In Figure 7-11, transactions 42 and 43 both search for on-call doctors during shift 1234. If there is an index on shift_id, the database can use the index entry 1234 to record the fact that transactions 42 and 43 read this data. (If there is no index, this information can be tracked at the table level.) This information only needs to be kept for a while: after a transaction has finished (committed or aborted), and all concurrent transactions have finished, the database can forget what data it read.

When a transaction writes to the database, it must look in the indexes for any other transactions that have recently read the affected data. This process is similar to acquiring a write lock on the affected key range, but rather than blocking until the readers have committed, the lock acts as a tripwire: it simply notifies the transactions that the data they read may no longer be up to date.

In Figure 7-11, transaction 43 notifies transaction 42 that its prior read is outdated, and vice versa. Transaction 42 is first to commit, and it is successful: although transaction 43’s write affected 42, 43 hasn’t yet committed, so the write has not yet taken effect. However, when transaction 43 wants to commit, the conflicting write from 42 has already been committed, so 43 must abort.

As always, many engineering details affect how well an algorithm works in practice. For example, one trade-off is the granularity at which transactions’ reads and writes are tracked. If the database keeps track of each transaction’s activity in great detail, it can be precise about which transactions need to abort, but the bookkeeping overhead can become significant. Less detailed tracking is faster, but may lead to more transactions being aborted than strictly necessary.

In some cases, it’s okay for a transaction to read information that was overwritten by another transaction: depending on what else happened, it’s sometimes possible to prove that the result of the execution is nevertheless serializable. PostgreSQL uses this theory to reduce the number of unnecessary aborts.

Compared to two-phase locking, the big advantage of serializable snapshot isolation is that one transaction doesn’t need to block waiting for locks held by another transaction. Like under snapshot isolation, writers don’t block readers, and vice versa. This design principle makes query latency much more predictable and less variable.
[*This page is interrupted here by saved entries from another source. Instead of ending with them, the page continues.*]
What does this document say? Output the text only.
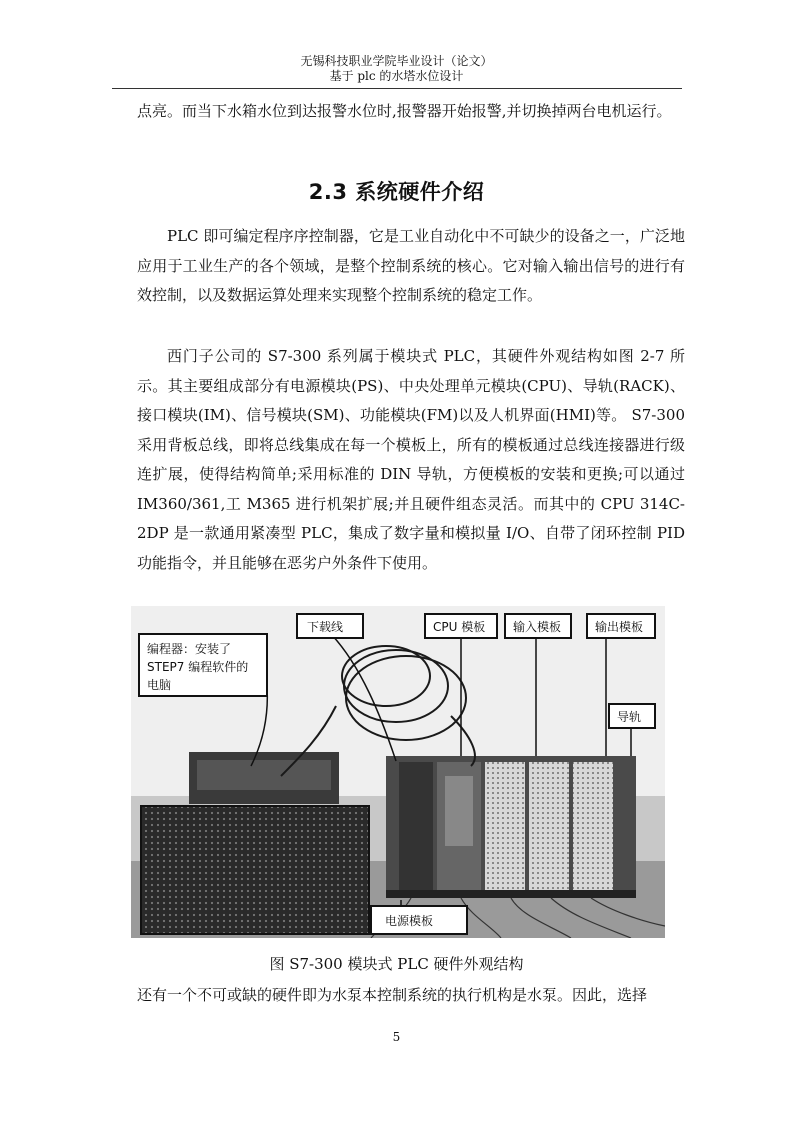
无锡科技职业学院毕业设计（论文）
基于 plc 的水塔水位设计

点亮。而当下水箱水位到达报警水位时,报警器开始报警,并切换掉两台电机运行。

2.3 系统硬件介绍

PLC 即可编定程序序控制器，它是工业自动化中不可缺少的设备之一，广泛地应用于工业生产的各个领域，是整个控制系统的核心。它对输入输出信号的进行有效控制，以及数据运算处理来实现整个控制系统的稳定工作。

西门子公司的 S7-300 系列属于模块式 PLC，其硬件外观结构如图 2-7 所示。其主要组成部分有电源模块(PS)、中央处理单元模块(CPU)、导轨(RACK)、接口模块(IM)、信号模块(SM)、功能模块(FM)以及人机界面(HMI)等。 S7-300 采用背板总线，即将总线集成在每一个模板上，所有的模板通过总线连接器进行级连扩展，使得结构简单;采用标准的 DIN 导轨，方便模板的安装和更换;可以通过 IM360/361,工 M365 进行机架扩展;并且硬件组态灵活。而其中的 CPU 314C-2DP 是一款通用紧凑型 PLC，集成了数字量和模拟量 I/O、自带了闭环控制 PID 功能指令，并且能够在恶劣户外条件下使用。

编程器：安装了
STEP7 编程软件的
电脑
下载线	CPU 模板 输入模板	输出模板
导轨
电源模板
图 S7-300 模块式 PLC 硬件外观结构

还有一个不可或缺的硬件即为水泵本控制系统的执行机构是水泵。因此，选择

5
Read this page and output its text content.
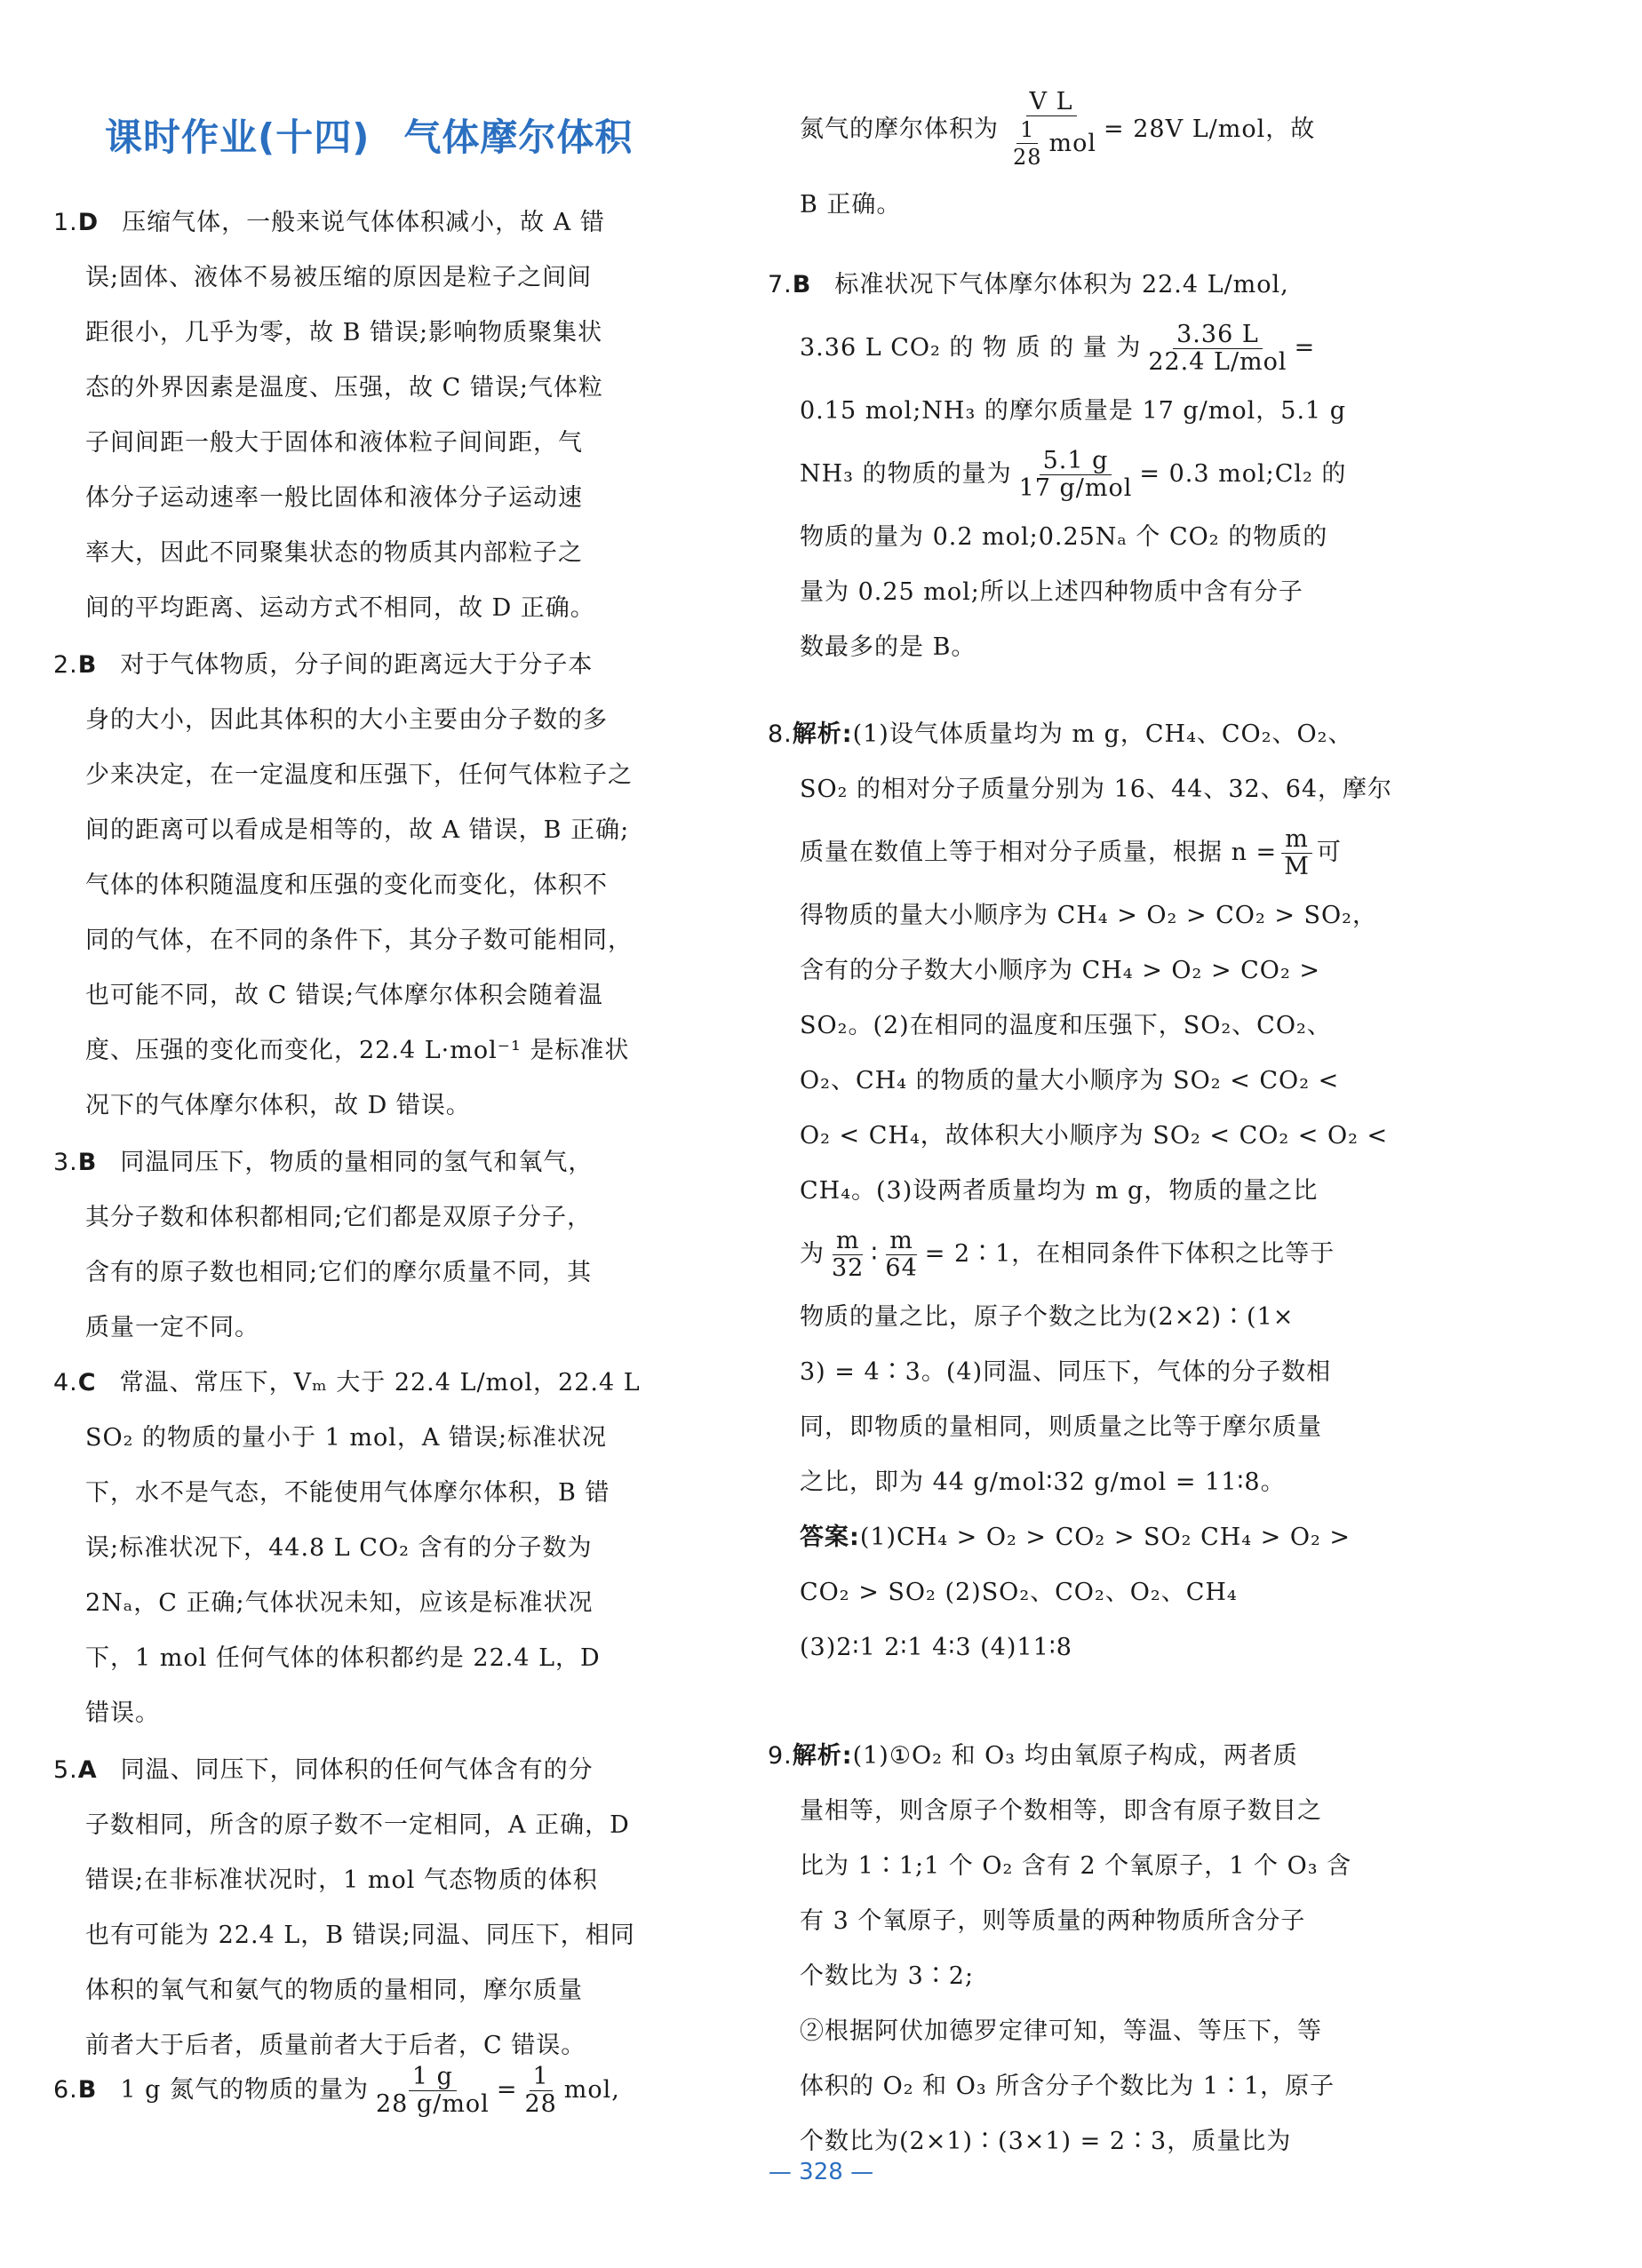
课时作业(十四) 气体摩尔体积
1.D 压缩气体，一般来说气体体积减小，故 A 错
误;固体、液体不易被压缩的原因是粒子之间间
距很小，几乎为零，故 B 错误;影响物质聚集状
态的外界因素是温度、压强，故 C 错误;气体粒
子间间距一般大于固体和液体粒子间间距，气
体分子运动速率一般比固体和液体分子运动速
率大，因此不同聚集状态的物质其内部粒子之
间的平均距离、运动方式不相同，故 D 正确。
2.B 对于气体物质，分子间的距离远大于分子本
身的大小，因此其体积的大小主要由分子数的多
少来决定，在一定温度和压强下，任何气体粒子之
间的距离可以看成是相等的，故 A 错误，B 正确;
气体的体积随温度和压强的变化而变化，体积不
同的气体，在不同的条件下，其分子数可能相同，
也可能不同，故 C 错误;气体摩尔体积会随着温
度、压强的变化而变化，22.4 L·mol⁻¹ 是标准状
况下的气体摩尔体积，故 D 错误。
3.B 同温同压下，物质的量相同的氢气和氧气，
其分子数和体积都相同;它们都是双原子分子，
含有的原子数也相同;它们的摩尔质量不同，其
质量一定不同。
4.C 常温、常压下，Vₘ 大于 22.4 L/mol，22.4 L
SO₂ 的物质的量小于 1 mol，A 错误;标准状况
下，水不是气态，不能使用气体摩尔体积，B 错
误;标准状况下，44.8 L CO₂ 含有的分子数为
2Nₐ，C 正确;气体状况未知，应该是标准状况
下，1 mol 任何气体的体积都约是 22.4 L，D
错误。
5.A 同温、同压下，同体积的任何气体含有的分
子数相同，所含的原子数不一定相同，A 正确，D
错误;在非标准状况时，1 mol 气态物质的体积
也有可能为 22.4 L，B 错误;同温、同压下，相同
体积的氧气和氨气的物质的量相同，摩尔质量
前者大于后者，质量前者大于后者，C 错误。
6. B 1 g 氮气的物质的量为 $\frac{1 g}{\text{28 g/mol}} = \frac{1}{28}$ mol,
氮气的摩尔体积为 $\frac{\text{V L}}{\frac{1}{28} mol} = 28V$ L/mol，故
B 正确。
7.B 标准状况下气体摩尔体积为 22.4 L/mol,
3.36 L CO₂ 的 物 质 的 量 为 $\frac{3.36 L}{\text{22.4 L/mol}}$ =
0.15 mol;NH₃ 的摩尔质量是 17 g/mol，5.1 g
NH₃ 的物质的量为 $\frac{5.1 g}{\text{17 g/mol}} = 0.3$ mol;Cl₂ 的
物质的量为 0.2 mol;0.25Nₐ 个 CO₂ 的物质的
量为 0.25 mol;所以上述四种物质中含有分子
数最多的是 B。
8.解析:(1)设气体质量均为 m g，CH₄、CO₂、O₂、
SO₂ 的相对分子质量分别为 16、44、32、64，摩尔
质量在数值上等于相对分子质量，根据 $n = \frac{m}{M}$ 可
得物质的量大小顺序为 CH₄ > O₂ > CO₂ > SO₂，
含有的分子数大小顺序为 CH₄ > O₂ > CO₂ >
SO₂。(2)在相同的温度和压强下，SO₂、CO₂、
O₂、CH₄ 的物质的量大小顺序为 SO₂ < CO₂ <
O₂ < CH₄，故体积大小顺序为 SO₂ < CO₂ < O₂ <
CH₄。(3)设两者质量均为 m g，物质的量之比
为 $\frac{m}{32}$ ∶ $\frac{m}{64}$ = 2∶1，在相同条件下体积之比等于
物质的量之比，原子个数之比为(2×2)∶(1×
3) = 4∶3。(4)同温、同压下，气体的分子数相
同，即物质的量相同，则质量之比等于摩尔质量
之比，即为 44 g/mol∶32 g/mol = 11∶8。
答案:(1)CH₄ > O₂ > CO₂ > SO₂ CH₄ > O₂ >
CO₂ > SO₂ (2)SO₂、CO₂、O₂、CH₄
(3)2∶1 2∶1 4∶3 (4)11∶8
9.解析:(1)①O₂ 和 O₃ 均由氧原子构成，两者质
量相等，则含原子个数相等，即含有原子数目之
比为 1∶1;1 个 O₂ 含有 2 个氧原子，1 个 O₃ 含
有 3 个氧原子，则等质量的两种物质所含分子
个数比为 3∶2;
②根据阿伏加德罗定律可知，等温、等压下，等
体积的 O₂ 和 O₃ 所含分子个数比为 1∶1，原子
个数比为(2×1)∶(3×1) = 2∶3，质量比为
— 328 —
In particular, read-only queries can run on a consistent snapshot without requiring any locks, which is very appealing for read-heavy workloads.

Compared to serial execution, serializable snapshot isolation is not limited to the throughput of a single CPU core: FoundationDB distributes the detection of serialization conflicts across multiple machines, allowing it to scale to very high throughput. Even though data may be partitioned across multiple machines, transactions can read and write data in multiple partitions while ensuring serializable isolation.

The rate of aborts significantly affects the overall performance of SSI. For example, a transaction that reads and writes data over a long period of time is likely to run into conflicts and abort, so SSI requires that read-write transactions be fairly short (longrunning read-only transactions may be okay). However, SSI is probably less sensitive to slow transactions than two-phase locking or serial execution.